What supports the merger according to CCA is that it is in compliance with regards to ‘Public Interest Considerations’ because the findings of the assessment revealed that the transaction is as a result of the need for a Business Rescue by the target enterprise. This is so because in the event that the proposed transaction fails, it will translate into the loss of the employment positions at the target business.
“On that note the Authority (CCA) found it necessary to ensure that the proposed merger does not result in any retrenchments or redundancies. In light of this, the assessment revealed the critical need to protect the employees of the merged entity from possible merger specific retrenchments/ redundancies,” said CCA.
Before making a determination that the recently proposed transaction is not likely to result in the prevention or substantial lessening of competition or endanger the continuity of the services offered in the relevant market, CCA said it then moved into a concern for public interest which is a protection enshrined in the Competition Act of 2018.

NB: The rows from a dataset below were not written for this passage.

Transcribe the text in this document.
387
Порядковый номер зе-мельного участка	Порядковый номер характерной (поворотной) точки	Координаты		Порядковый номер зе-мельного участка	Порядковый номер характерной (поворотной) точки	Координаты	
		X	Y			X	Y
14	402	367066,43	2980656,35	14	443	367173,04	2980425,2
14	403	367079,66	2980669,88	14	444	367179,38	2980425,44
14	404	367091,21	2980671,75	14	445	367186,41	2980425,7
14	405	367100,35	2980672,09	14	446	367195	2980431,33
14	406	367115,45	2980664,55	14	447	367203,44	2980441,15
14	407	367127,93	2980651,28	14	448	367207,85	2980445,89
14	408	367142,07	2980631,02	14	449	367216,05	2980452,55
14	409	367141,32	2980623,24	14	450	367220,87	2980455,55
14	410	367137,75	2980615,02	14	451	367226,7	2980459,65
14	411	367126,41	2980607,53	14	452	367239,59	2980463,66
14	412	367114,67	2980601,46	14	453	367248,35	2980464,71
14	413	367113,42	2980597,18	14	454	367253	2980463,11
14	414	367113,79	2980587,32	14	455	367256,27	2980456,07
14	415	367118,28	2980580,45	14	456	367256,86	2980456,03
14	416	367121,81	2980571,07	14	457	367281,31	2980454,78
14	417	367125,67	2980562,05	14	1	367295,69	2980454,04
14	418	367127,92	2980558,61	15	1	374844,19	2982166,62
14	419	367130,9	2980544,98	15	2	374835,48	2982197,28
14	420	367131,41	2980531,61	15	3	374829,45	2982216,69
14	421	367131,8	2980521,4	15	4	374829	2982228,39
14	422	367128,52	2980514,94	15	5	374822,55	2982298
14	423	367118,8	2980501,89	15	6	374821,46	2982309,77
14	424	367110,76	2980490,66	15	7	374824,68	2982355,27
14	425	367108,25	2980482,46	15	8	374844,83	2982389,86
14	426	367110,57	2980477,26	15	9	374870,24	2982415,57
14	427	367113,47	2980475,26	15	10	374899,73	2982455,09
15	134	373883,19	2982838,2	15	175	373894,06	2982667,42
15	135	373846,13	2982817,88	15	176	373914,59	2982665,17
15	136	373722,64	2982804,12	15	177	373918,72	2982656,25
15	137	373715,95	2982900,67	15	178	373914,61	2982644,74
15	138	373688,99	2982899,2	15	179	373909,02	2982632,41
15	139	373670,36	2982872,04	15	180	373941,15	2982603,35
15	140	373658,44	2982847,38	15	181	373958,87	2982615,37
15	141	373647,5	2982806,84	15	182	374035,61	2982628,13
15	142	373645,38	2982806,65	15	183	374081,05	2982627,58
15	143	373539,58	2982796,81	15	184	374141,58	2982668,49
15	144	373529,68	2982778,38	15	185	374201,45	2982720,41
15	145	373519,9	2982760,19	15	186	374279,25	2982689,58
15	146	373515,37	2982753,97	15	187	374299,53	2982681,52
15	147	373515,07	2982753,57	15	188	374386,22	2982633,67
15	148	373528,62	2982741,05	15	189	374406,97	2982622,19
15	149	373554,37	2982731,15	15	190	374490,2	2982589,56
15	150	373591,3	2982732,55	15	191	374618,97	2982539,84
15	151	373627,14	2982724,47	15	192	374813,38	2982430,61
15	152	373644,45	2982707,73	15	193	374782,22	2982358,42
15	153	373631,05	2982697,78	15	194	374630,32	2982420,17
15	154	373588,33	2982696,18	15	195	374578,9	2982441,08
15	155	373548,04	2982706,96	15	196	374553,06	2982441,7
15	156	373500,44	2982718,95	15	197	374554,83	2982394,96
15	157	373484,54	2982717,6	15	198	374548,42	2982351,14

CCA’s concern was mostly loss of livelihood or employment by 126 Batswana workers at Jet stores, stating that possible retrenchments or redundancies may arise as a result of implementation of the proposed merger.
Much to the desire of trade union or labour movements in Botswana and across Southern Africa where the Jet stores are stemmed-who also raised concerns about the retail’s workers job security- CCA subjects Foschini to keep the target entity 126 workers.
“There shall be no merger specific retrenchments or redundancies that may affect the employees of the merged enterprises. For clarity, merger specific retrenchments or redundancies do not include (the list is not exhaustive): i. voluntary retrenchment and/or voluntary separation arrangements; ii. Voluntary early retirement packages; iii. Unreasonable refusals to be redeployed; iv. Resignations or retirements in the ordinary course of business; v. retrenchments lawfully effected for operational requirements unrelated to the Merger; and vi. Terminations in the ordinary course of business, including but not limited to, dismissals as a result of misconduct or poor performance,” said CCA.
CCA also orders that Foschini informs it about all the details of 126 Jet employees within thirty (30) days of the merger approval date. CCA should also know information of when Foschini is implementing the merger, within 30 days of the approval date.
Other conditions include Foschini sharing a copy of the conditions of approval to all employees of the Jet or their respective representatives within ten (10) days of the approval date.
“Should vacancies arise in the target, the merged enterprise shall consider previous employment at one of the non-transferring Jet stores to be a positive factor to be taken into account in the consideration of offering potential employment,” said CCA.
According to CCA, in cases of any job losses, for the Authority to assess whether the retrenchments or redundancies are merger specific, at least three months before (to the extent that this deadline can be practically achieved and in terms of the prevailing and legally required employment practices) any retrenchments or redundancies are to take place, inform the Authority of: i. The intended retrenchments; ii. The reasons for the retrenchments; iii. The number and categories of employees affected; iv. The expected date of the retrenchments.